Think about what you are actually saying, and then think more critically about the replication crisis, and then think about the current state of academia more like an experiment that is not performing according to expectations. (specifically, the expectation is that impact factor and impact scoring are sufficient controls to combat and control fraudulent papers proliferating and poisoning the credibility of the entire endeavor.)
Current processes are geared to explicitly maximize new work, even though the actual quality of that work cannot be verified, and is increasingly having problems with actual quality. (with perverse incentives on the rise to actually do the opposite: actively degrade quality. See for instance, the hackjob work done by private interests to undermine "undesired" findings, such as about our climate, and human impact thereon.)
Again, this is because of a fundamental failure to appreciate the value of boring replication work, which is exactly what I suggested.
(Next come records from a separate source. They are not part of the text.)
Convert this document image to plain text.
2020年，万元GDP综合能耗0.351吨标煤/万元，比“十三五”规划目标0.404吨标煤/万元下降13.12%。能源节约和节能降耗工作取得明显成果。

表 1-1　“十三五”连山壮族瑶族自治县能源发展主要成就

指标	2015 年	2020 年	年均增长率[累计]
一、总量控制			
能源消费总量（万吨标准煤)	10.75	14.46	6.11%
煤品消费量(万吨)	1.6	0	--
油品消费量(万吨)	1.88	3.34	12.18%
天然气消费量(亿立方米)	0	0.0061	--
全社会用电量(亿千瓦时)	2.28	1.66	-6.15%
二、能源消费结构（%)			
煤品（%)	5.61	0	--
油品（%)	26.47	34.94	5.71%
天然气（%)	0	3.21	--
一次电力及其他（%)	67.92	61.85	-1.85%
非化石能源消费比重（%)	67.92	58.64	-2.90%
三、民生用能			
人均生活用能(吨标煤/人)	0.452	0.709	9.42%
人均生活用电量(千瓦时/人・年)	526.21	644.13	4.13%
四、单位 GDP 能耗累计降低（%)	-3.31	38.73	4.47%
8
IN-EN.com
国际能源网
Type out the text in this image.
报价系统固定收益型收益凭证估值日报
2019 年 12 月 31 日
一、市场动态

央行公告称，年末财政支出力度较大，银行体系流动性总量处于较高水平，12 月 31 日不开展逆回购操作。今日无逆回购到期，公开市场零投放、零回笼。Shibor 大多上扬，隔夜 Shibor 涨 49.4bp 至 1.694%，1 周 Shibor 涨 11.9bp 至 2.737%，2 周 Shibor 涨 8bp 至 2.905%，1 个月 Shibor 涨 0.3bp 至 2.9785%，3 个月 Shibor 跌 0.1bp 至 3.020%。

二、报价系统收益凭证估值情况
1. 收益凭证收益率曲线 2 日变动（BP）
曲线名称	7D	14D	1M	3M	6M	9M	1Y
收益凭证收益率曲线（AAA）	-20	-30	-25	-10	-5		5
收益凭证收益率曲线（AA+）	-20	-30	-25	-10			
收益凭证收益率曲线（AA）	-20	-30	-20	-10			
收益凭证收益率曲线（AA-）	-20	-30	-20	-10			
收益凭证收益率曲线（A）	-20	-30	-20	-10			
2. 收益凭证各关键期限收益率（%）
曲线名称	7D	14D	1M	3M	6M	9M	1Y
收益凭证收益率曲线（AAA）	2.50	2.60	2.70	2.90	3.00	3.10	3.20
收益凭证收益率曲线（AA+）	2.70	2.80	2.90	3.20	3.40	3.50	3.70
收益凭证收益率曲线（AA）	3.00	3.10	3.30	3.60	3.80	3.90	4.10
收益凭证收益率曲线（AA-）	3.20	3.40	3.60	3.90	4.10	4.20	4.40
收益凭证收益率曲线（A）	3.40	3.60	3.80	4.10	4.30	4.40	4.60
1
Boring replication work combats both kinds of problem, but we do not give it the valuation it deserves.
The reason current polices are geared to maximize new work, is due to the resource scarcity with which to do meaningful work in the first place (it's very hard to get the funding to follow 5000 people for 50 years to see how the removal of tetraethyl lead from fuel has changed human behavior, for instance), which is another way of saying that there just isn't enough funding to study the things that need to be studied, let alone verify the findings of the things we can fund to study.
The people holding the purse strings are still politicians, since they set the size of the award pool to start with.
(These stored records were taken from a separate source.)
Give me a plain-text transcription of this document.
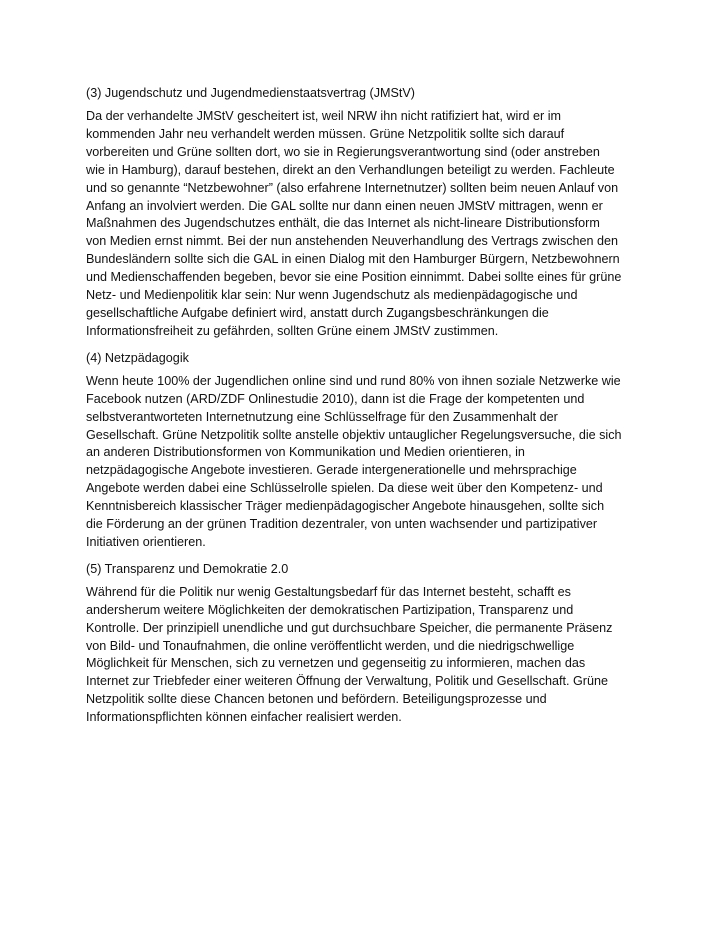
(3) Jugendschutz und Jugendmedienstaatsvertrag (JMStV)

Da der verhandelte JMStV gescheitert ist, weil NRW ihn nicht ratifiziert hat, wird er im
kommenden Jahr neu verhandelt werden müssen. Grüne Netzpolitik sollte sich darauf
vorbereiten und Grüne sollten dort, wo sie in Regierungsverantwortung sind (oder anstreben
wie in Hamburg), darauf bestehen, direkt an den Verhandlungen beteiligt zu werden. Fachleute
und so genannte “Netzbewohner” (also erfahrene Internetnutzer) sollten beim neuen Anlauf von
Anfang an involviert werden. Die GAL sollte nur dann einen neuen JMStV mittragen, wenn er
Maßnahmen des Jugendschutzes enthält, die das Internet als nicht-lineare Distributionsform
von Medien ernst nimmt. Bei der nun anstehenden Neuverhandlung des Vertrags zwischen den
Bundesländern sollte sich die GAL in einen Dialog mit den Hamburger Bürgern, Netzbewohnern
und Medienschaffenden begeben, bevor sie eine Position einnimmt. Dabei sollte eines für grüne
Netz- und Medienpolitik klar sein: Nur wenn Jugendschutz als medienpädagogische und
gesellschaftliche Aufgabe definiert wird, anstatt durch Zugangsbeschränkungen die
Informationsfreiheit zu gefährden, sollten Grüne einem JMStV zustimmen.

(4) Netzpädagogik

Wenn heute 100% der Jugendlichen online sind und rund 80% von ihnen soziale Netzwerke wie
Facebook nutzen (ARD/ZDF Onlinestudie 2010), dann ist die Frage der kompetenten und
selbstverantworteten Internetnutzung eine Schlüsselfrage für den Zusammenhalt der
Gesellschaft. Grüne Netzpolitik sollte anstelle objektiv untauglicher Regelungsversuche, die sich
an anderen Distributionsformen von Kommunikation und Medien orientieren, in
netzpädagogische Angebote investieren. Gerade intergenerationelle und mehrsprachige
Angebote werden dabei eine Schlüsselrolle spielen. Da diese weit über den Kompetenz- und
Kenntnisbereich klassischer Träger medienpädagogischer Angebote hinausgehen, sollte sich
die Förderung an der grünen Tradition dezentraler, von unten wachsender und partizipativer
Initiativen orientieren.

(5) Transparenz und Demokratie 2.0

Während für die Politik nur wenig Gestaltungsbedarf für das Internet besteht, schafft es
andersherum weitere Möglichkeiten der demokratischen Partizipation, Transparenz und
Kontrolle. Der prinzipiell unendliche und gut durchsuchbare Speicher, die permanente Präsenz
von Bild- und Tonaufnahmen, die online veröffentlicht werden, und die niedrigschwellige
Möglichkeit für Menschen, sich zu vernetzen und gegenseitig zu informieren, machen das
Internet zur Triebfeder einer weiteren Öffnung der Verwaltung, Politik und Gesellschaft. Grüne
Netzpolitik sollte diese Chancen betonen und befördern. Beteiligungsprozesse und
Informationspflichten können einfacher realisiert werden.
So far, your arguments have been "Refusal to see the forest, for the trees" and "Insisting nothing is wrong, even with alarming evidence to the contrary in your face."
Am I saying that your course of action is incorrect, given your position? No. You are and have been doing what is necessary in the face of resource scarcity, to get as much science done as possible with the best quality you can manage with those resources.
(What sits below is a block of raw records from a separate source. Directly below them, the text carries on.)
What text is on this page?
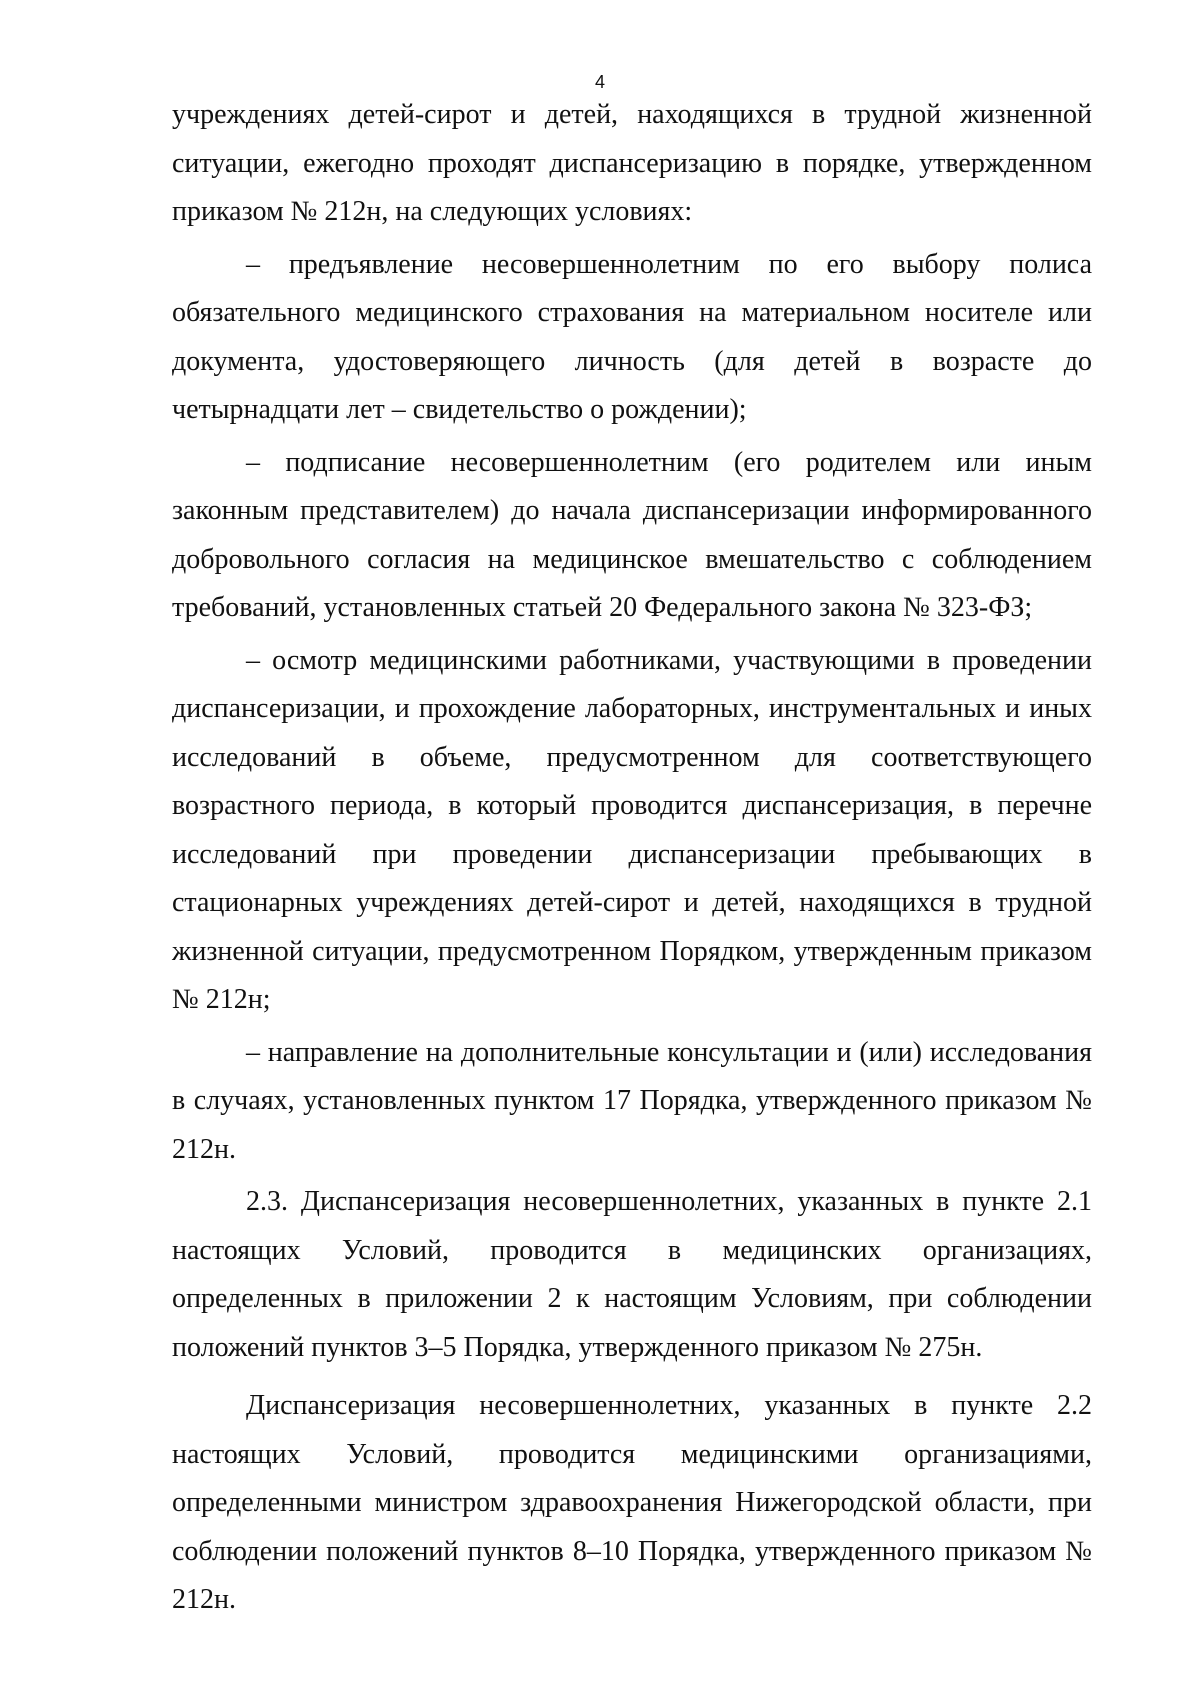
4

учреждениях детей-сирот и детей, находящихся в трудной жизненной ситуации, ежегодно проходят диспансеризацию в порядке, утвержденном приказом № 212н, на следующих условиях:

– предъявление несовершеннолетним по его выбору полиса обязательного медицинского страхования на материальном носителе или документа, удостоверяющего личность (для детей в возрасте до четырнадцати лет – свидетельство о рождении);

– подписание несовершеннолетним (его родителем или иным законным представителем) до начала диспансеризации информированного добровольного согласия на медицинское вмешательство с соблюдением требований, установленных статьей 20 Федерального закона № 323-ФЗ;

– осмотр медицинскими работниками, участвующими в проведении диспансеризации, и прохождение лабораторных, инструментальных и иных исследований в объеме, предусмотренном для соответствующего возрастного периода, в который проводится диспансеризация, в перечне исследований при проведении диспансеризации пребывающих в стационарных учреждениях детей-сирот и детей, находящихся в трудной жизненной ситуации, предусмотренном Порядком, утвержденным приказом № 212н;

– направление на дополнительные консультации и (или) исследования в случаях, установленных пунктом 17 Порядка, утвержденного приказом № 212н.

2.3. Диспансеризация несовершеннолетних, указанных в пункте 2.1 настоящих Условий, проводится в медицинских организациях, определенных в приложении 2 к настоящим Условиям, при соблюдении положений пунктов 3–5 Порядка, утвержденного приказом № 275н.

Диспансеризация несовершеннолетних, указанных в пункте 2.2 настоящих Условий, проводится медицинскими организациями, определенными министром здравоохранения Нижегородской области, при соблюдении положений пунктов 8–10 Порядка, утвержденного приказом № 212н.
But does it create the replication crisis? Yes. yes it does.
Scientists are humans, and humans are prone to certain modes of mental derailment. There is a very strong bias that the current system is functioning well, even when many outstanding measures indicate it is not. (this study from the summary, and numerous others, for example.)
Why is that, I wonder?
Why do you insist that nothing is wrong, or that dedicated replication teams are so unglamorous, as to be worthless to academia-- or, in your words, "The things you give undergrads" ? (as if it is work "beneath actual scientists" rather than a valuable and indispensable tool in that process)
More pointedly, you assert that things are fine as they are, since "We still catch fraud"-- even though the data suggests that fraud is INCREASING, and catching it is falling behind, which would indicate a failure in methodology...
In fact, recent studies have indicated that its becoming so common, that its become an actual industry, and increase at a rate that very clearly indicates that this is NOT being adequately controlled:
https://ancillary-proxy.atarimworker.io?url=https%3A%2F%2Fwww.science.org%2Fconten...
Yet you insist that the methodology is fine-- Why is that?
Again, I would conjecture, it is because there is a startling degree of disdain for "mere replication of findings", combined with an awards system that actively prices that work out of the process, with no system in place that *ADEQUATELY* polices the problem. ("Adequately", because this rate or error is increasing at this very alarming rate) This is abundantly clear from widespread findings in the academic field, like the study I just posted a story about-- its just one of many.
Impact scoring (including impact factor), is very clearly not a sufficient control for this process. If it was, this result would not be appearing.
The scientific process would suggest that this is an observation, and that the next step is formulation of a hypothesis for testing.
I have provided one for you, and it can be tested. Why has this kind of thing not been proposed and examined with the appropriate process?
I can appreciate that there are precious few resources to allocate, but this kind of thing can be tested in small scales for performance quality measures.
It's what's called for by the scientific process, so why has academia resisted it so much?
Or, does academia think its own policies are somehow above the very process they use to wrest truth from bias? (again, scientists *ARE* humans, and humans *DO HAVE BIASES.* Things like "Sunk Costs Fallacy" and pals, spring instantly to mind, given the battle to attain tenure and recognition in a field. "Appeal to authority" also comes to mind, with rhetoric about Impact Factor and Reputation Scoring, in clear contravention of very observable trends.)
Try to be more objective about the degree and severity of this problem, and the outstanding need your vocation has to maintain its rigor and value to mankind.
Especially in the face of a very well funded, concerted effort to undermine that work.